DeLaruelle followed up with the restaurant a week later and found that the Burger King had received a new dumpster and had the ground pressure-washed. She said she discussed keeping the dumpster clean and in good condition.
“They were concerned and they were aware. I think they were doing whatever they thought of, or with the pest control’s guidance,” DeLaurelle said.
Recker’s husband dug out the nest in their backyard, estimating that he saw about 300 rats, some of which Recker photographed.
Burger King then paid Plunkett to set traps on their property and around the fence, including four in the Reckers’ yard. The traps caught a few rats, and Plunkett then set out poison on Burger King’s property.
The pest control company told Recker it put out poison at a rate that would kill about 200 rats. Recker assumes the actual number is higher, since the poison was used for another week following that conversation.
Since the pest control, there’s been a marked improvement, and the Reckers haven't seen a rat in over a week. But as there are still holes in their backyard, they are eager to cement the area behind their garage to prevent rats from digging.
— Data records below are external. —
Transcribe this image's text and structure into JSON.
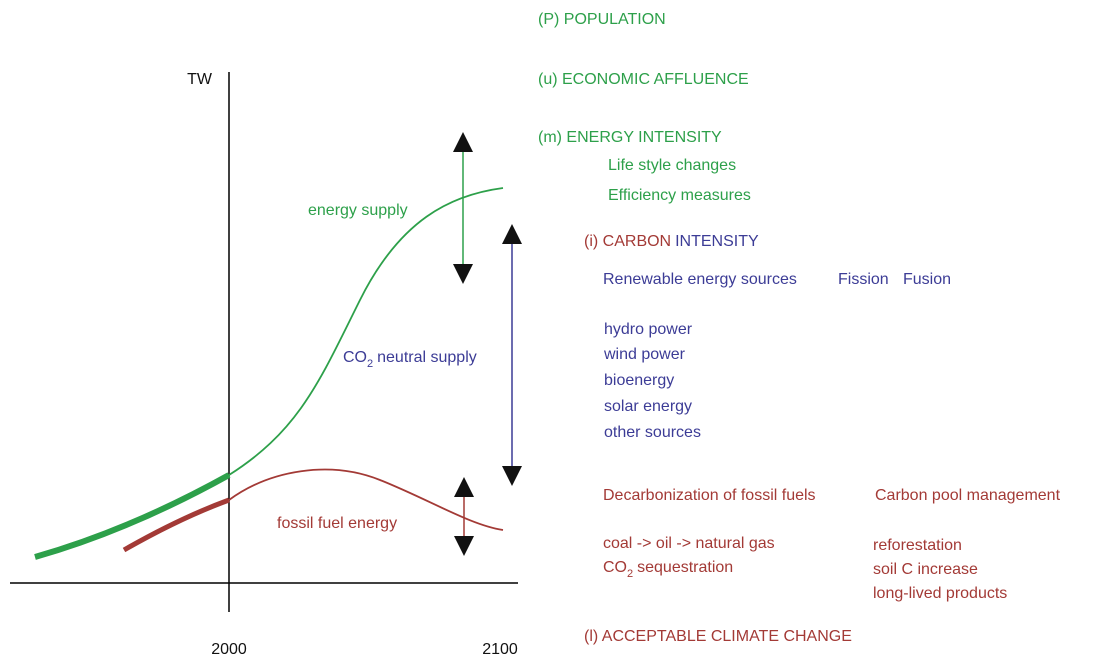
{
  "axis": {
    "y_label": "TW",
    "x_labels": [
      "2000",
      "2100"
    ]
  },
  "curves": {
    "energy_supply": "energy supply",
    "co2_neutral_supply": {
      "prefix": "CO",
      "subscript": "2",
      "suffix": "neutral supply"
    },
    "fossil_fuel": "fossil fuel energy"
  },
  "factors": {
    "population": "(P)  POPULATION",
    "affluence": "(u)  ECONOMIC AFFLUENCE",
    "energy_intensity": {
      "title": "(m) ENERGY INTENSITY",
      "items": [
        "Life style changes",
        "Efficiency measures"
      ]
    },
    "carbon_intensity": {
      "title_red": "(i) CARBON",
      "title_blue": "INTENSITY",
      "sources": [
        "Renewable energy sources",
        "Fission",
        "Fusion"
      ],
      "renewables": [
        "hydro power",
        "wind power",
        "bioenergy",
        "solar energy",
        "other sources"
      ],
      "decarbonization": {
        "title": "Decarbonization of fossil fuels",
        "items": [
          "coal -> oil -> natural gas"
        ],
        "sequestration": {
          "prefix": "CO",
          "subscript": "2",
          "suffix": "sequestration"
        }
      },
      "carbon_pool": {
        "title": "Carbon pool management",
        "items": [
          "reforestation",
          "soil C increase",
          "long-lived products"
        ]
      }
    },
    "climate_change": "(l) ACCEPTABLE CLIMATE CHANGE"
  }
}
Brandon Macomber, residential sanitarian at Public Health, warned that there will need to be other long-term fixes throughout the neighborhood.
“It’s something that didn't happen overnight and won't be corrected overnight,” Macomber said. “We’re providing as much education as we can to help people to make their yard less hospitable to pests, because that's what ultimately needs to happen.”
Macomber suggested ensuring that compost and chicken feed are secured, as well as minimizing overgrown vegetation, where rats like to hide.
The Reckers have already invested significant time and money into the problem. They bought underground wire and traps, and paid to remove a tree the rats had dug into, with costs adding up to over $250. The cementing will cost an additional $200, said Recker, who is pregnant.
“There's a lot of baby stuff we’re buying right now and we have to prioritize. Do we want a stroller, or do we want to cement our backyard?” Recker said.
While disappointed that Burger King did not claim more responsibility, Recker’s primary frustration is that Burger King knew about the rats and didn't alert the neighborhood, she said.
“If a business has some rats, OK it happens, it’s a city,” Recker said. “But you have to handle it in a way that’s responsible.”